Throughout the conversation, Parham referred to a press conference hosted at Oakstop in August where NBA icons Jason Kidd and Jaylen Brown pledged to raise $5 billion for Black businesses in the nation.

“Inspired by Black Wall Street, Jaylen began with Boston and created the Boston Xchange because he became aware of a statistic noting that white households in Boston average $250,000 and Black households averaged a mere $8 in wealth,” Parham said.

In Oakland, he established the Oakland Xchange to expand the movement right at Oakstop, he said.

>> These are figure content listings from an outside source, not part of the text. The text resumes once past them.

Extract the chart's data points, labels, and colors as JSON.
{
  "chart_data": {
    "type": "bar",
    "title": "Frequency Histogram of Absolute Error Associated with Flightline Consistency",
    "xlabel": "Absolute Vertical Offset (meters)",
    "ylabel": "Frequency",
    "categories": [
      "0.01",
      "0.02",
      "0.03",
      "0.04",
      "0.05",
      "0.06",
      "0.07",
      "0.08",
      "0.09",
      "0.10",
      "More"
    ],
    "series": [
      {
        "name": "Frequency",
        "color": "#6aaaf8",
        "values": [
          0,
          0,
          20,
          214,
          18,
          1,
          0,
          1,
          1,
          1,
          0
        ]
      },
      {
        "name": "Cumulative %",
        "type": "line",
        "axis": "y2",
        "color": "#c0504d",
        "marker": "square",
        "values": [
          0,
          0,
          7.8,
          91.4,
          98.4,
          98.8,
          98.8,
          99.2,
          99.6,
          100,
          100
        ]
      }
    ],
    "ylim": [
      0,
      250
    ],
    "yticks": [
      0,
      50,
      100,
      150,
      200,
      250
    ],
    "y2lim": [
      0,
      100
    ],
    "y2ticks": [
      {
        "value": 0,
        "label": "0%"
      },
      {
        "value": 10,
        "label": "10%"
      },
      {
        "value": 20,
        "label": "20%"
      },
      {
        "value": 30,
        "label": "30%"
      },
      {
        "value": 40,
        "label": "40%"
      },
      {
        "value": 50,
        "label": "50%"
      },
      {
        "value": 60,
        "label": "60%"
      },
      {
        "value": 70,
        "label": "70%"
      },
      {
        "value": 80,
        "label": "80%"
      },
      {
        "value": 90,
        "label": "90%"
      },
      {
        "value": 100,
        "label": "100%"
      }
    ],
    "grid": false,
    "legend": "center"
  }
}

Thomas encouraged viewers to connect with her guests and tap into the dozens of organizations making a change. “I encourage you to join your chambers of commerce, your community-based organizations, non-profits, and churches to uplift and rebuild the community,” she said.

Thomas also suggested that the NAACP as a great start. “The Oakland chapter’s resolution developed around racism was adopted by the national NAACP, and at the Afrotech Conference, national NAACP leader Derrick Johnson announced a $200 million fund to support Black funders.”

Thomas informed viewers of the California vs. Hate,  initiative, a non-emergency hate incident and hate-crime reporting system to support individuals and communities targeted for hate.

“Your reports inform the state of where to designate resources and extra support,” said Thomas.